Someone gives a proof as follows:
Above all, notice that \begin{align*} I(x):&=\int_0^{\pi} x{\rm e}^{-x\sin t}{\rm d}t=\int_0^{\frac{\pi}{2}} x{\rm e}^{-x\sin t}{\rm d}t+\overbrace{\int_{\frac{\pi}{2}}^{\pi} x{\rm e}^{-x\sin t}{\rm d}t}^{t~ \mapsto ~t+\frac{\pi}{2}}\\ &=\int_0^{\frac{\pi}{2}} x{\rm e}^{-x\sin t}{\rm d}t+\int_0^{\frac{\pi}{2}} x{\rm e}^{-x\sin \left(t+\frac{\pi}{2}\right)}{\rm d}t\\ &=\int_0^{\frac{\pi}{2}} x{\rm e}^{-x\sin t}{\rm d}t+\int_0^{\frac{\pi}{2}} x{\rm e}^{-x\cos t}{\rm d}t\\ &=\int_0^{\frac{\pi}{2}} x{\rm e}^{-x\sin t}{\rm d}t+\int_0^{\frac{\pi}{2}} x{\rm e}^{-x\cos\left(\frac{\pi}{2}- t\right)}{\rm d}t\\ &=\int_0^{\frac{\pi}{2}} x{\rm e}^{-x\sin t}{\rm
d}t+\int_0^{\frac{\pi}{2}} x{\rm e}^{-x\sin t}{\rm d}t\\
&=2\int_0^{\frac{\pi}{2}} x{\rm e}^{-x\sin t}{\rm d}t. \end{align*}
Consider making a substitution that $\theta:=tx.$ Then $x=\theta/t,
{\rm d}\theta=x{\rm d}t.$ Thus $$I(x):=2\int_0^{\frac{\pi x}{2}}
\exp\left(-x\sin\frac{\theta}{x}\right){\rm d}\theta.$$ Since
$\theta/x \in[0,\pi/2],$ and $f(x):=\dfrac{\sin x}{x}$ decreases over
$(0,\pi/2]$, hence $ \sin \dfrac{\theta}{x}\ge \dfrac{2\theta}{\pi x}.$
Therefore $ -x\sin \dfrac{\theta}{x}\le -\dfrac{2\theta}{\pi },$ and
further we obtain $$\left|
\exp\left(-x\sin\frac{\theta}{x}\right)\right|=
\exp\left(-x\sin\frac{\theta}{x}\right)\le \rm
e^{-\frac{2\theta}{\pi}},$$ the right hand side of which is integrable
over $ [0,+\infty) .$ Moreover $$\lim_{x \to
+\infty}\exp\left(-x\sin\frac{\theta}{x}\right)=\exp\lim_{x \to +\infty}\left(\frac{\sin \frac{\theta}{x}}{\frac{\theta}{x}}\cdot -\theta\right)=e^{-\theta}.$$ Now, we can exchange the orders of the limit and the integral by Lebesgue dominated convergence theorem and
obtain $$\lim_{x \to +\infty}I(x)=2\int_0^{+\infty}{\rm
e}^{-\theta}{\rm d}\theta=2.$$
Is this correct?
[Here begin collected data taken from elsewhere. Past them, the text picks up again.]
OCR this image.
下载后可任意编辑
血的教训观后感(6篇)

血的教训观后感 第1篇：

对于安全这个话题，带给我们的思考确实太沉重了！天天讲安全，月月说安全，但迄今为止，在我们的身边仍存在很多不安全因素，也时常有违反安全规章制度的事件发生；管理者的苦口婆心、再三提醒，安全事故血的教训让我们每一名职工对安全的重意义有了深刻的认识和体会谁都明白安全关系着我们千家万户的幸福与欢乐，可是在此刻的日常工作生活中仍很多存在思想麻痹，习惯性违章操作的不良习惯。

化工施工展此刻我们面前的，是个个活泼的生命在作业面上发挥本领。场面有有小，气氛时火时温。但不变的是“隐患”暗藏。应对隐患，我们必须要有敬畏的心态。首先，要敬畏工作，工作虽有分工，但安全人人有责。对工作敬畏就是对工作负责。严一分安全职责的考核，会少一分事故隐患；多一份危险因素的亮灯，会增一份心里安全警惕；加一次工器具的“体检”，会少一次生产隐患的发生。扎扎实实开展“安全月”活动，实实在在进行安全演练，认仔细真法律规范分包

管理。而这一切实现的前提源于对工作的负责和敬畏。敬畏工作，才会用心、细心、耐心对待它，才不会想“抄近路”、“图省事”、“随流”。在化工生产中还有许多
I don't know Lebesgue dominated convergence theorem well. Is there another proof more elementary?
Best Answer
Let $I(x)$ be given by the integral
$$\begin{align} I(x)&=\int_0^\pi xe^{-x\sin(t)}\,dt\\\\ &=2\int_0^{\pi/2} xe^{-x\sin(t)}\,dt\\\\ &=2\int_0^1 xe^{-x\sin(t)}\,dt+2\int_1^{\pi/2} xe^{-x\sin(t)}\,dt\tag1 \end{align}$$
As $x\to \infty$, it is evident that the second integral on the right-hand side of $(1)$ approaches $0$ (since $\lim_{x\to\infty}xe^{-x\sin(1)}=0$).
For the first integral, we integrate by parts with $u=\sec(t)$ and $v=-\frac1x e^{-x\sin(t)}\cos(t)$. Proceeding we find that
$$\begin{align} 2\int_0^1 xe^{-x\sin(t)}\,dt&=2\left.\left(- \sec(t)e^{-x\sin(t)}\right)\right|_0^1+2\int_0^1 \sec(t)\tan(t)e^{-x\sin(t)}\,dt\\\\ &=2-2\sec(1)e^{-x\sin(1)}+2\int_0^1 \sec(t)\tan(t)e^{-x\sin(t)}\,dt\tag2 \end{align}$$
Letting $x\to\infty$ in $(2)$ yields the coveted limit
$$\lim_{x\to\infty}\int_0^\pi xe^{-x\sin(t)}\,dt=2$$
as was to be shown!